The theme for the Self-Representing Artists in Jewelry Design challenge in May was “enamel and resin.”
I still don’t own a torch. A torch is an essential ingredient in enameling, from what I’ve read. I’ll get one eventually. When I decide I have space to store it and all the bits and pieces that go with playing with fire in your home.
I only started experimenting with resin about a year ago. I started with the UV-cure kind, which is a gel that doesn’t require any measuring or mixing. And it hardens in minutes, as opposed to 6-12 hours or longer for the two-part epoxy resins used in jewelry making.
Even though I’ve worked my way up to using the two-part kind, I haven’t played with it much. Every time I set out to use it, I feel like I’m preparing for brain surgery or something equally delicate. I mean, you have to measure precisely, mix carefully, and then take every precaution to ensure the piece is on a level surface and free of any stray dust, cat hair, etc. while it cures.
This is not easy when your “studio” is also your kitchen counter. And you have cats. And it’s summer so you have your ceiling fan on to circulate what little cool air your a/c can manage. So, where do I cure my resin pieces? In my oven, of course. No, the oven isn’t on; it’s too darned hot to think of that. Which makes the oven the best place to put things you don’t want tipped over or coated with lint and whatnot.

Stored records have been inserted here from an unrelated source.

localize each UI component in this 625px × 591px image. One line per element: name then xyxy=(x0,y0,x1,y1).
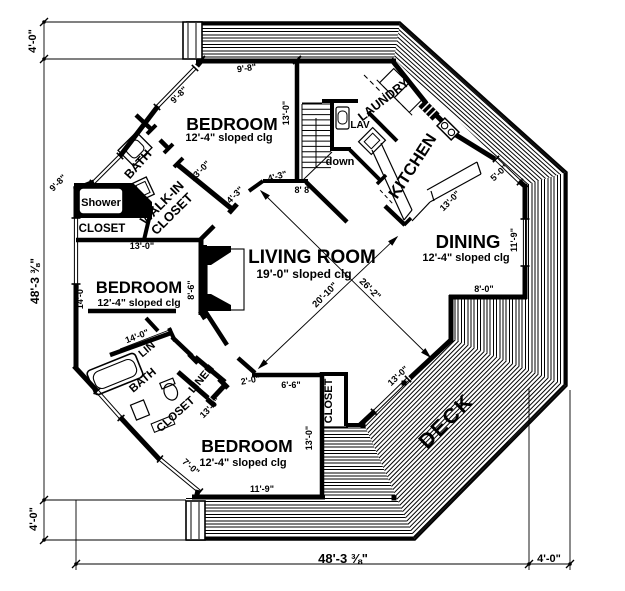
svg-text:12'-4" sloped clg: 12'-4" sloped clg xyxy=(97,297,180,309)
svg-text:19'-0" sloped clg: 19'-0" sloped clg xyxy=(256,267,351,281)
svg-text:12'-4" sloped clg: 12'-4" sloped clg xyxy=(422,252,509,264)
svg-text:48'-3 ⅜": 48'-3 ⅜" xyxy=(28,258,42,304)
svg-text:4'-0": 4'-0" xyxy=(537,553,561,565)
svg-text:13'-0": 13'-0" xyxy=(130,241,154,251)
svg-text:12'-4" sloped clg: 12'-4" sloped clg xyxy=(199,457,286,469)
svg-text:BEDROOM: BEDROOM xyxy=(201,436,292,456)
svg-text:8'-0": 8'-0" xyxy=(474,284,493,294)
svg-text:CLOSET: CLOSET xyxy=(323,378,335,423)
svg-text:4'-0": 4'-0" xyxy=(28,507,40,531)
svg-text:DINING: DINING xyxy=(436,231,501,252)
svg-text:Shower: Shower xyxy=(81,197,121,209)
svg-text:CLOSET: CLOSET xyxy=(79,223,126,235)
svg-text:6'-6": 6'-6" xyxy=(281,380,300,390)
svg-text:11'-9": 11'-9" xyxy=(509,228,519,252)
svg-text:13'-0": 13'-0" xyxy=(281,101,291,125)
svg-text:8' 8": 8' 8" xyxy=(295,185,314,195)
svg-text:down: down xyxy=(326,156,355,168)
svg-text:8'-6": 8'-6" xyxy=(186,280,196,299)
svg-text:LIVING ROOM: LIVING ROOM xyxy=(248,247,376,268)
svg-text:BEDROOM: BEDROOM xyxy=(186,114,277,134)
svg-text:12'-4" sloped clg: 12'-4" sloped clg xyxy=(185,132,272,144)
svg-text:48'-3 ⅜": 48'-3 ⅜" xyxy=(318,551,368,566)
svg-text:14'-0": 14'-0" xyxy=(75,285,85,309)
svg-text:LAV: LAV xyxy=(350,120,370,131)
svg-text:BEDROOM: BEDROOM xyxy=(96,279,182,297)
svg-text:4'-0": 4'-0" xyxy=(27,29,39,53)
svg-text:11'-9": 11'-9" xyxy=(250,484,274,494)
svg-text:13'-0": 13'-0" xyxy=(304,426,314,450)
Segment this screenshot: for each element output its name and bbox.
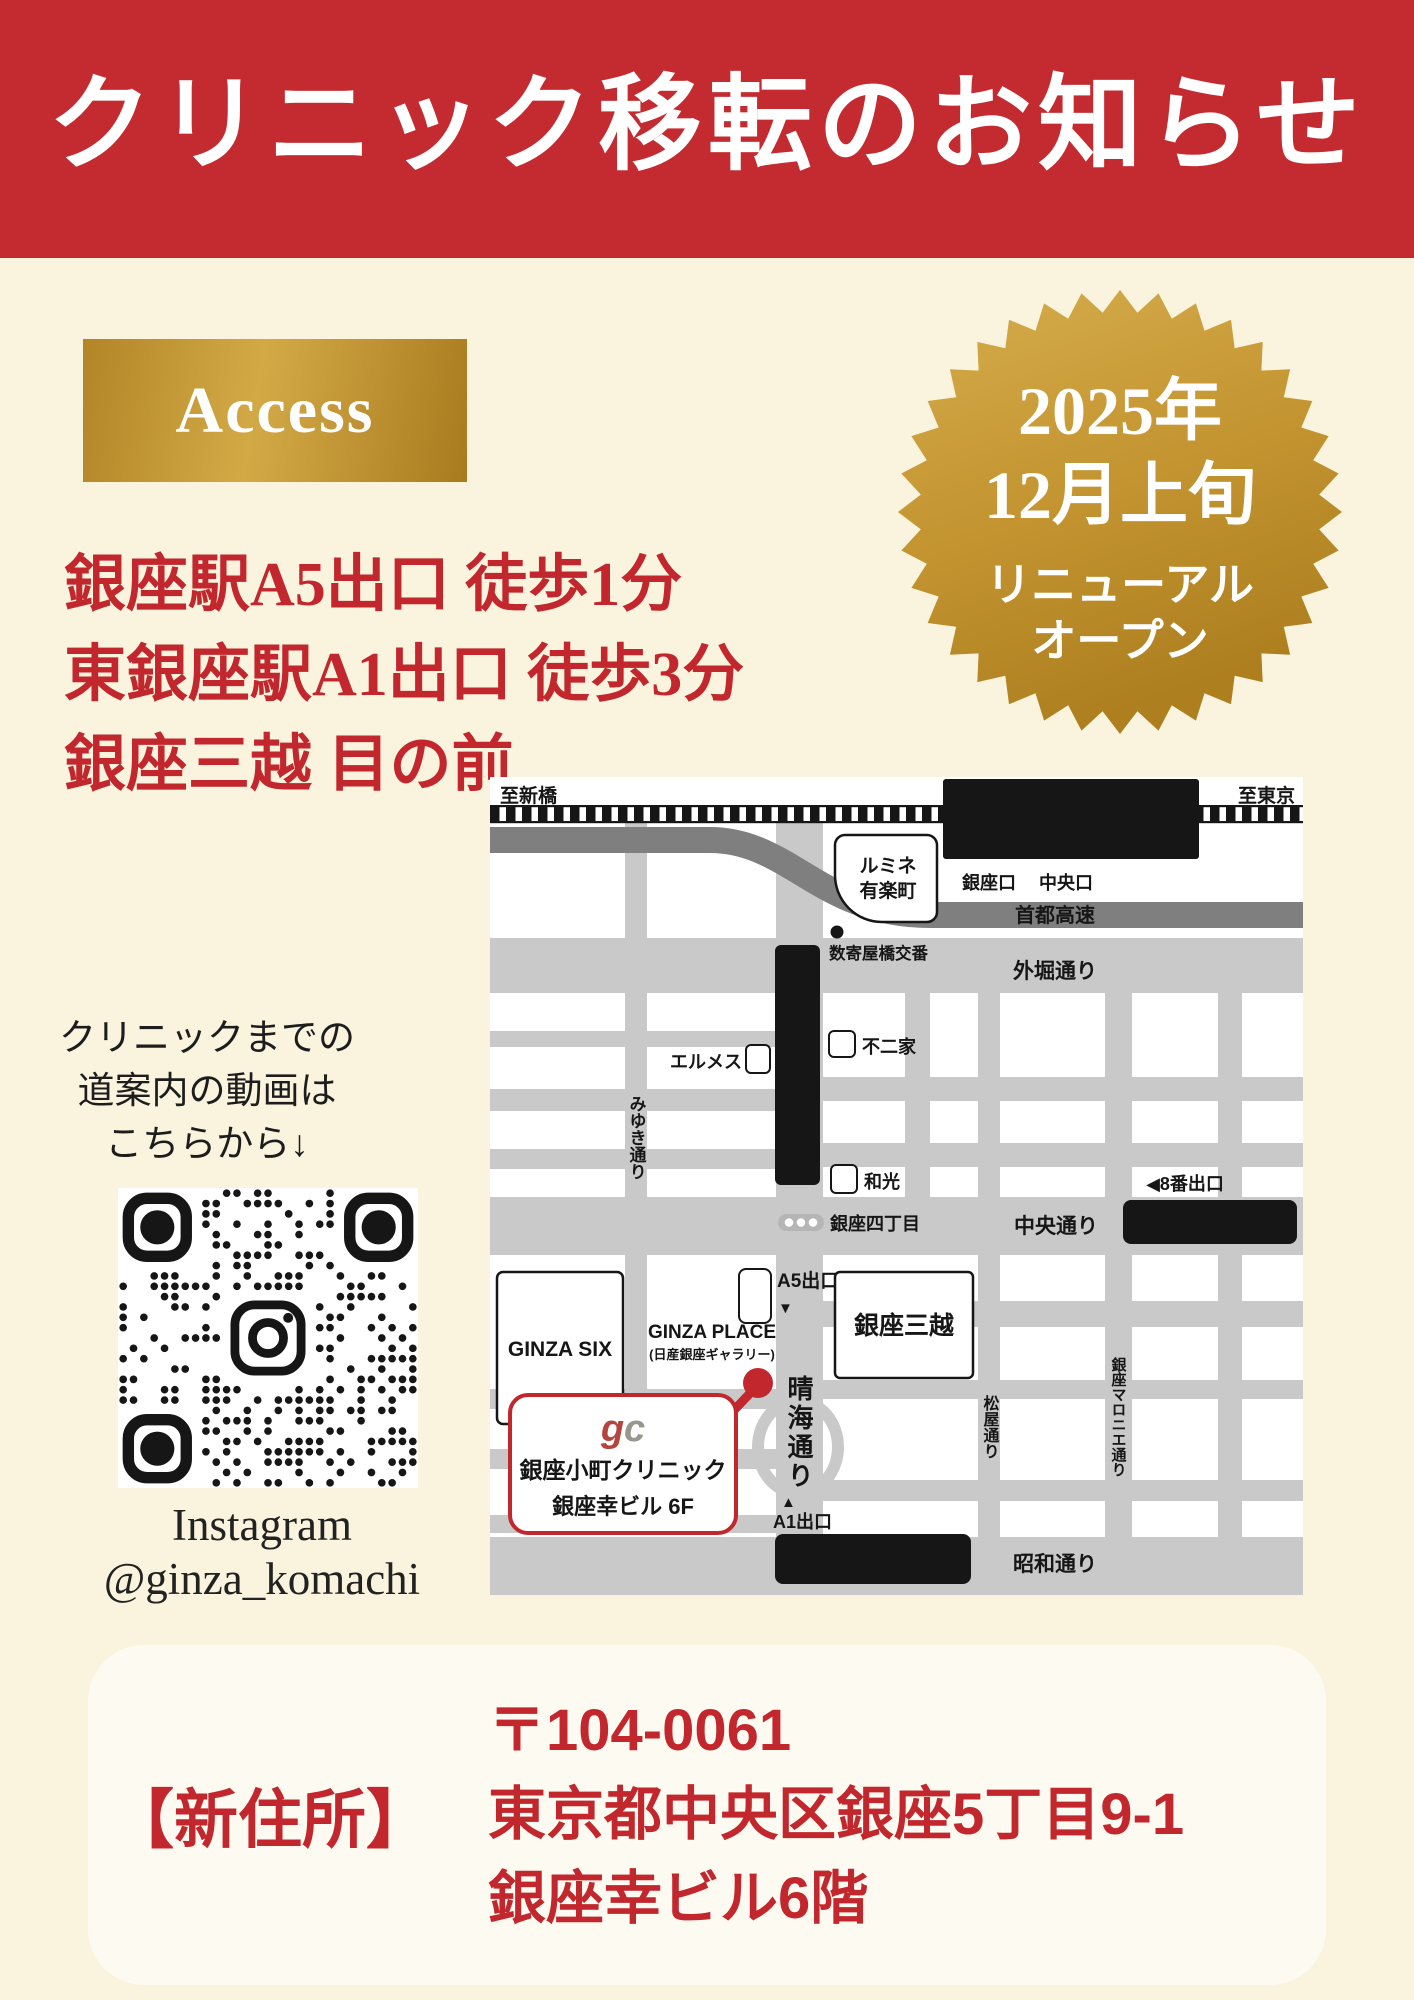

And that is why I reverted to the UV-cure resin for my first project. I’ve had these cufflinks in the planning stages for I can’t remember how long. I had all the parts in a little project box, just waiting for me to work up the courage to mix some resin. Why didn’t I just use the UV-cure stuff back when I came up with the design? I can’t even remember why.
I put a piece of scrapbook paper as the base in the silver-plated cufflink blanks. It has little fishes. Then I floated some goldtone whales in resin over the paper. The whales are repurposed earrings, with the posts cut off the backs. The finish on the whales is a little scuffed, which I think adds to the sort of vintage-inspired charm.
I really wanted to try enameling for this challenge. But I also am still reluctant to bring more tools and supplies into an already overflowing craft space. I’ll get a torch eventually. Just you wait and see.
In the meanwhile, there are these “cold enamel” powders called Iced Enamels, which come in some lovely colors. I’ve used them before and they’re very simple. To prep the piece, just lightly sand your metal component (some Vintaj brass blanks in this case) and brush on the enameling medium. Then sprinkle on the powder and cure with a heat gun. The only complicated part is that you have to seal the powders with resin so they don’t scratch off.
When I first used Iced Enamels I tried sealing the pieces with the UV-cure resin. It didn’t cure properly and stayed sort of tacky or sticky. Maybe that was just user error on my part. But, to be safe, I followed the directions this time and mixed up some Ice Resin. I brushed on a thin coat and then had left over resin. So I threw some mica flakes into bezel and poured in the resin. Waste not, right?
While I was waiting for the resin to cure, I went to bed. Hey, it was late and that stuff needs to be left completely alone for at least 6 hours. The next morning I decided my fauxnameled components needed some coordinating beads. Do I not have any purple, red, or turquoise beads? Of course I do. But where would be the fun in that?
I decided to see what happens when you put Iced Enamels on baked polymer clay. So I coated some white beads with the medium, dusted on some powder, and cured with a heat gun. It seems to work about as well as it does on metal. You just have to be careful not to scorch the beads while melting the powders.
Being too lazy to stir up more resin, I decided to try sealing the Iced Enamels onto the polymer clay beads with a layer of liquid polymer clay. I brushed on a coat of Kato Liquid PolyClay and cured that with the heat gun. In the process, the Iced Enamels bubbled and crackled. I quite like the sort of crumbly and cracked effect. But the beads are somewhat fragile in that the coating was easily scraped off.
Ideally, I should have popped the beads into an oven to really make sure the liquid polymer clay was fully cured. But, as previously mentioned, it’s far too hot to use the oven. I’m sort of curious what would happen to the Iced Enamels if I put the beads in at 265 degrees F for 15 minutes. Would it bubble and crackle even more? Would it peel or scratch off later? That’s an experiment for this fall when it’s cool enough to turn the oven back on.
Meanwhile, I have once again used two-part epoxy resin without any disastrous effects. There were no bubbles, no spills, and the metal components turned out nice and shiny with a durable finish. Maybe I should try this on a larger scale?